Friday, August 13, 2010

The Worm Ouroboros - Your Suggestions Shall Be Swiftly Ignored.

Imagine, if you will, that through some loophole with NAFTA, you inherit all 43 of the original Eggs from the House of Faberge - opulent, luxurious, and unique.

But, upon leaving them in the care of your babysitter/landscaper, you return to find them all  broken as they had accidentally been put in the wash.

One would normally be sympathetic to any rage that you may, at this point, find yourself expressing. But, instead of insuppressible anger, you actually find yourself in awe of the creation of your babysitter/landscaper, who in a fit of panicked action, took every shard of every broken egg and constructed one colossal Faberge-ish Uber-Egg. 

As a whole construct, it makes no sense. It is a cobbled-together masterpiece made from fragments of exacting beauty and skill, yet it has become an outsider-art opus made with elements of exacting artisanal technique.

If you feel this concept is impossible or exciting or exhausting, then I present to you:

This is one of the first examples of high fantasy. Released in 1926,  it predated Tolkien's epic The Fellowship of the Ring by 32 years and I have never read anything like it. Its characters are complex and interesting. It is both serious and well-wrought with its archaic Old English Prose and its vivid scenes, filled with lucid emotion. 

"Night came down on the hills. A great wind moaning out of the hueless west tore the clouds as a ragged garment, revealing the lonely moon that fled naked betwixt them."

But these virtuous writing traits are carried on a structure that is so ridiculous that you wonder if, once Eddison started writing, he ever looked back. 

Set in another "Middle-Earth" (only this one is on the planet Mercury), the story opens with a man lounging on a divan in a Lotus Room with his lover. That night he is swept away by a magic chariot led by a small bird to the foreign planet in order to observe the epic struggles between six kingdoms. This introduction puts the viewpoint squarely in this man's focus. But, after the introduction, he disappears from the story - NEVER TO BE HEARD OF AGAIN.

The kingdoms are all of full grown men, who are powerful and Nietzschean, yet Eddison labels their races as the Goblins, the Ghouls, and the Pixys..e.t.c. 

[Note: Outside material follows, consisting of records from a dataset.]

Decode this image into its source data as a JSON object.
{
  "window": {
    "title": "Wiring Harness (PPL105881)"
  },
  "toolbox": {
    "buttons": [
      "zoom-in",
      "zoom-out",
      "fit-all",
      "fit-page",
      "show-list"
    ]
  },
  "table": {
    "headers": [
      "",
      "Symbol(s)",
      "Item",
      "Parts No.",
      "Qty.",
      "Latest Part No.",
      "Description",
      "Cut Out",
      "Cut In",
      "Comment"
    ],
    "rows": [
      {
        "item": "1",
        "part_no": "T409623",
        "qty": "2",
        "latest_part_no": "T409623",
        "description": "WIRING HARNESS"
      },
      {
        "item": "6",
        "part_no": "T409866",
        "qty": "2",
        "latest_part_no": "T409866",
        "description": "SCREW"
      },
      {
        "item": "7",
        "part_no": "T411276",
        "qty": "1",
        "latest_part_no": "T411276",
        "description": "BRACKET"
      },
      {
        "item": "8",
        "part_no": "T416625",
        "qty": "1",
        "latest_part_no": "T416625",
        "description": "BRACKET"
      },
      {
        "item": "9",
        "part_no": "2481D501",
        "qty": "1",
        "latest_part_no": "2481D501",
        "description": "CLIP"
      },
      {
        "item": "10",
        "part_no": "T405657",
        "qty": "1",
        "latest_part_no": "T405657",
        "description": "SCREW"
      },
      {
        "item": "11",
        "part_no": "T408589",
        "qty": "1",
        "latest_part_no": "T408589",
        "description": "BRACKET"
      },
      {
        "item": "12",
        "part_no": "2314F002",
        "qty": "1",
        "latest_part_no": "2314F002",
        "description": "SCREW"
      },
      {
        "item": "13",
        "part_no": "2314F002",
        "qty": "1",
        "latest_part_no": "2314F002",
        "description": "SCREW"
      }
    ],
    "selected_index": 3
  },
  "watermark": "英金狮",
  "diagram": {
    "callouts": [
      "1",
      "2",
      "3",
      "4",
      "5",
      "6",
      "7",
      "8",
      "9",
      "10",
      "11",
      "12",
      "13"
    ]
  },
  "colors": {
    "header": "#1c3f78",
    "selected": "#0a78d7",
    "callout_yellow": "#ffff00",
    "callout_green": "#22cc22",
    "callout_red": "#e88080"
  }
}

Eddison had odd names for his characters as well, such as La Fireez and Fax Fay Faz. These were names he invented as a child that he just could not let go of, completely ignoring the current urgings from the writing community to "Murder Your Darlings." (More on that later.)

As if navigating the odd inventions of Eddison weren't enough, he outlined some oddly presumptuous rules at the beginning of the book on the proper pronunciations of the names.

"Corinius rhymes with Flaminius"

"The e in Carce is long, like that in Phryne"

But, reading it is a unique experience. It's like watching a car crash where the passengers are thrown from their windows only to engage in synchronized aerial acrobatics, landing deftly on oversized puffballs with drinks in hand.
Second to the left is Goldry Bluzco, who I believe shares his name with my plumber.


  1. This sounds so good! I really have to borrow!

  2. Wasnt Fax Fay Faz the name of a Boss in The Legend of Zelda: Ocarina of Time?

  3. plus it has the coolest cover art... i was obsessed with those books as a kid

  4. Your description of the book makes think you should write a short story about the new art/extreme sport of synchronized car crash dancing. what an interesting idea, i think red-bull would be interested in sponsoring it.